Page 332 describes an example of how once-known knowledge was lost because nobody wrote it down (emphasis theirs):
The synthetic blue pigment discovered in 1704 CE was not actually the world’s first artificial pigment! It was the first one Europeans came up with but back around 3000 BCE the Egyptians—also annoyed at how expensive grinding up lapis lazuli was—managed to produce an artificial version of the color by combining under heat some quartz sand, copper, calcium carbonate, and alkaline ash. This technique was used for thousands of years, but by 400 CE, every single person who’d known how to make it had died without telling someone else the technique or writing it down, and the knowledge of how to make an inexpensive substitute for one of the most expensive colors on the planet was lost. Everyone: this is what happens when you keep really important knowledge a secret and then die.
Page 342 has a good explanation of wind instruments, and an illustration that helps me understand trumpet valves in a way I never have before:
Wind instruments are a bit more complex to invent: here you’re relying on the vibration of air inside a resonating tube to produce noise.
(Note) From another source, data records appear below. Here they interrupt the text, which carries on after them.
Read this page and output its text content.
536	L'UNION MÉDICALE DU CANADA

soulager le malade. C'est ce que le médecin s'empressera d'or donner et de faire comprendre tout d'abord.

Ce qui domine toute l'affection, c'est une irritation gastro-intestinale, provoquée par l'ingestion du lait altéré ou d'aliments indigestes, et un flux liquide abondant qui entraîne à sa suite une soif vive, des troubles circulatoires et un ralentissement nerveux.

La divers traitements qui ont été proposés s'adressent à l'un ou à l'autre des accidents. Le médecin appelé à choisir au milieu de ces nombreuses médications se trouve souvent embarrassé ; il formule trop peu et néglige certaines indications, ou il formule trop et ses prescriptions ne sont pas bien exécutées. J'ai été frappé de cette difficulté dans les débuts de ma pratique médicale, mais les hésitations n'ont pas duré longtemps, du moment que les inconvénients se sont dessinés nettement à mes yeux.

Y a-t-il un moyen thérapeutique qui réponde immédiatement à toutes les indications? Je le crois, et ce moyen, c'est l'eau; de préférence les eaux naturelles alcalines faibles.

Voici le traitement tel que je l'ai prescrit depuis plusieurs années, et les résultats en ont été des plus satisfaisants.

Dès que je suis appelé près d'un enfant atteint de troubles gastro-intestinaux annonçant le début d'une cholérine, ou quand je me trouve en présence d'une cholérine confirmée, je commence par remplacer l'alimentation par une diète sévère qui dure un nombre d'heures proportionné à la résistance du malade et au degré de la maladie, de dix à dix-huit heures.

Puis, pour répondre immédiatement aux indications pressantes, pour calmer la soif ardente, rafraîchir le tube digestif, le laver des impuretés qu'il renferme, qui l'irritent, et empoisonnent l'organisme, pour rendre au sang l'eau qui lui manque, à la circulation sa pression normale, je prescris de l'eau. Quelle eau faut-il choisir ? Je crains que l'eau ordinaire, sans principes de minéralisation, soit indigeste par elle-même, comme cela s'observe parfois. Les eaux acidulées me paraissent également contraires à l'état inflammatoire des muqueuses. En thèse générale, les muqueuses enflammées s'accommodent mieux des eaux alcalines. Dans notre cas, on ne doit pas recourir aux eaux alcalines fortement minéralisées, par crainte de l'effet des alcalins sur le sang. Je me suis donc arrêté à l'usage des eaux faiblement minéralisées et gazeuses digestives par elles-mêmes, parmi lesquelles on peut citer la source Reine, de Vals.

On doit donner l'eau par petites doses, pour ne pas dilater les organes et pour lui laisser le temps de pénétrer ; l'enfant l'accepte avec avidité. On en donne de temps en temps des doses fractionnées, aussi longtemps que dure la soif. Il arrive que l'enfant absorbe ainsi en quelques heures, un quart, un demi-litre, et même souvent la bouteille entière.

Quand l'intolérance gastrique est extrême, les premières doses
You alter the pitch of your noise by changing the length of that column of vibrating air, either by having a bunch of different tubes (as in a pan flute, having a slider built into the tube (trombones, slide whistles), or by pressing valves to reroute air through additional passages to create a longer tube (trumpets, tubas). These valves look like this:

Valves for musical instruments Page 348 describes the history of piano keys, a story I hadn't heard before:
You can see that even though we’ve got twelve notes in an octave, some are on white keys and given lettered names (A, B, C, D, E, F, G) while others are on black keys and get labeled as flats or sharps (A♯, B♭, etc.). This is for historical reasons: early pianos used a seven-note scale that only included the lettered notes, so when the other notes that brought us to twelve were bolted on later, it was as tiny black keys.